Claimed …. Called …. Sent

Saturday, April 6

Psalm 143 (NRS) The Kingdom of God is at Hand
Here my prayer, O Lord; give ear to my supplications in your faithfulness; answer me in your righteousness. Do not enter into judgment with your servant, for no one living is righteous before you. For the enemy has pursued me, crushing my life to the ground, making me sit in darkness like those long dead. Therefore my spirit faints within me; my heart within me is appalled. I remember the days of old, I think about all your deeds, I meditate on the works of your hands. I stretch out my hands to you; my soul thirsts for you like a parched land. Answer me quickly, O Lord; my spirit fails. Do not hide your face from me, or I shall be like those that go down to the Pit. Let me hear of your steadfast love in the morning, for in you I put my trust. Teach me the way I should go, for to you I lift up my soul.  Save me, O Lord, from my enemies; I have fled to you for refuge. Teach me to do your will, for you are my God. Let your good spirit lead me on a level path. For your name’s sake, O Lord, preserve my life. In you righteousness bring me out of trouble. In your steadfast love cut off my enemies, and destroy all my adversaries, for I am your servant.  

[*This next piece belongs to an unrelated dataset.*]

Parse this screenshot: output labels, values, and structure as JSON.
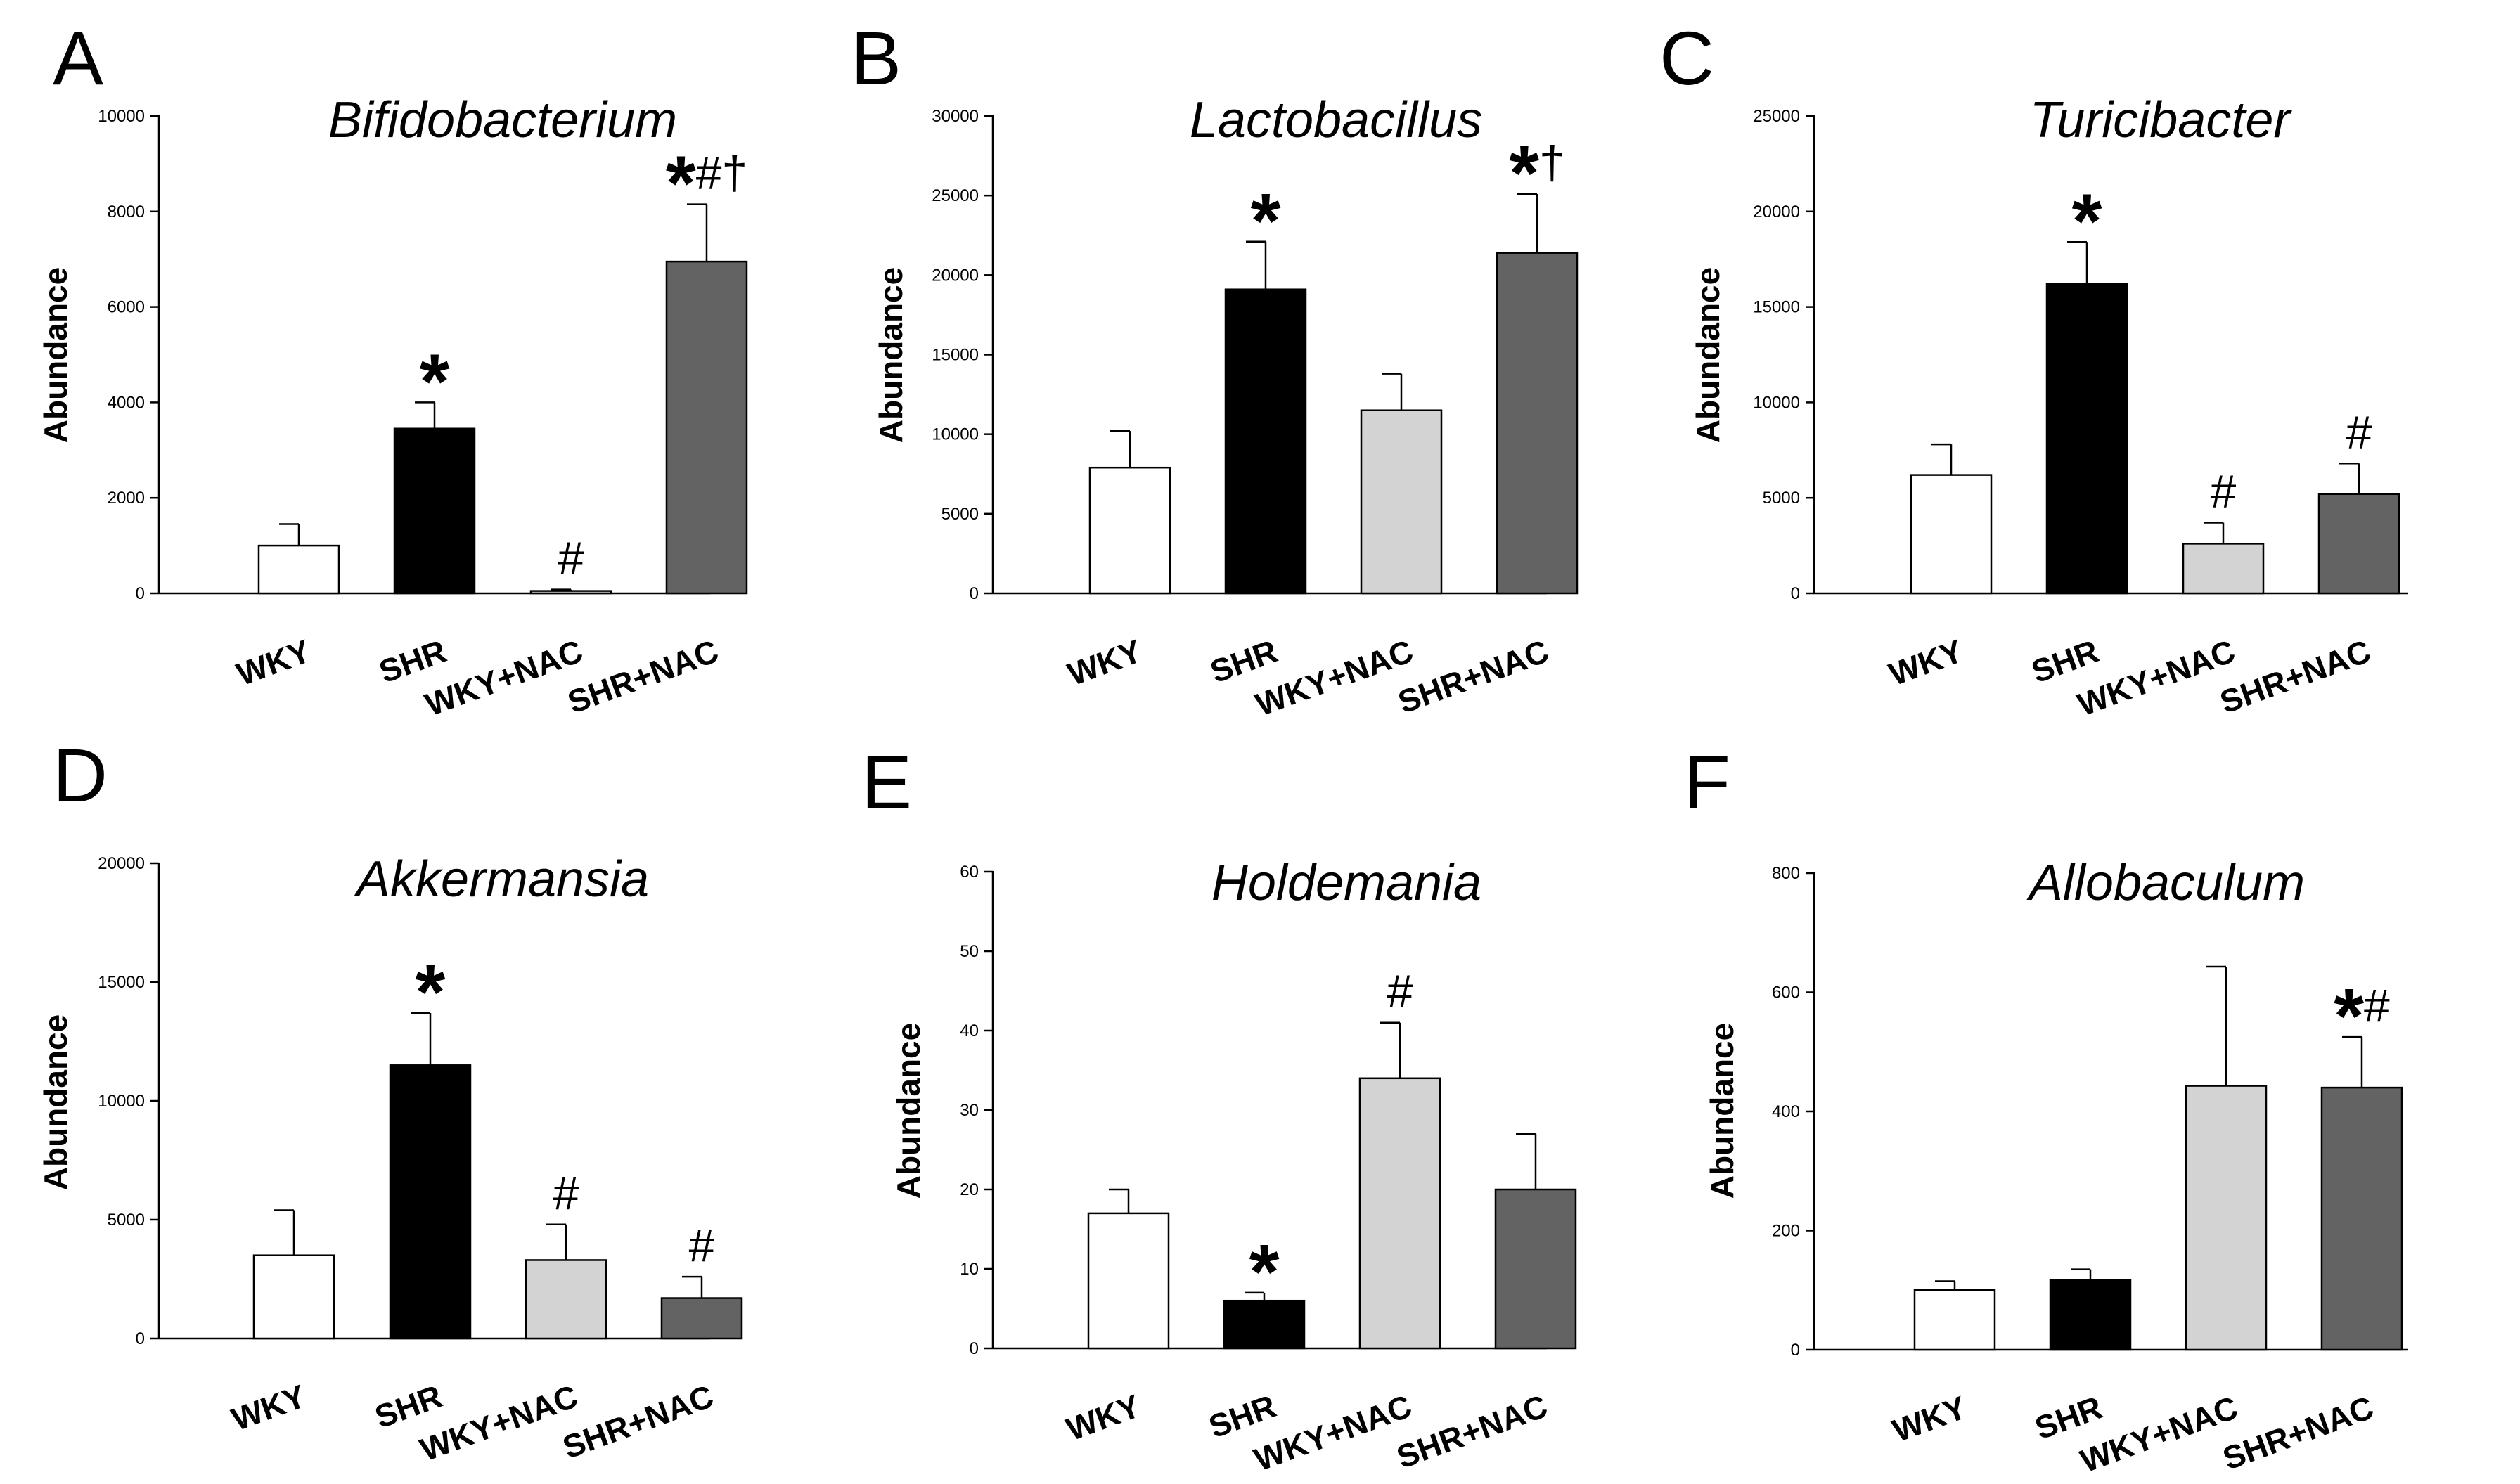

Since moving from Vienna to Charlottesville and New Haven last summer, I’ve been visiting many churches (Presbyterian, Lutheran, and Episcopal) in both towns, for Sunday morning worship. I’ve experienced some surprises in church liturgy and culture, including praise bands, standing for Confession, different versions of the Lord’s Prayer, hymns routinely sung in French, German, Arabic, and Latin, and written music that’s projected on the wall behind the pulpit.

Despite church closures and declining attendance in both New Haven and Charlottesville, I’ve witnessed many positive trends during my church visits. Interfaith activities are strong and getting stronger; Yale Divinity School and Music School students routinely intern at many New Haven churches, offering great talent and mentoring services to youth and young adults; church affiliated Day Schools are alive and well; one church offers free outdoor meals to homeless men and women every Sunday, no matter the weather. A church in Charlottesville has a large house devoted solely to youth and young adults, and everywhere I go, hymns are sung with grace and enthusiasm! Last, but not least, all the churches I’ve visited are friendly and inviting, particularly to people of color, immigrants, people with differing sexual orientations, and folks with no Christian background at all.

In Psalm 143, the writer talks about being a servant to God. In the churches I’ve been visiting, I’ve seen many active congregations filled with people who are providing service to others, and by extension, to God. In many ways, providing meals to homeless people on the New Haven Green; offering a safe place for young people to talk about tough issues in Charlottesville; or simply offering a friendly place for worship to people from all backgrounds, means that the Kingdom of God is with us in the 21st century.

Lord, grant us your peace and know that as the Psalmist writes in verse eight above, we always try to put our trust in you. By doing so, we know that we will come to experience your Kingdom here on earth. Amen.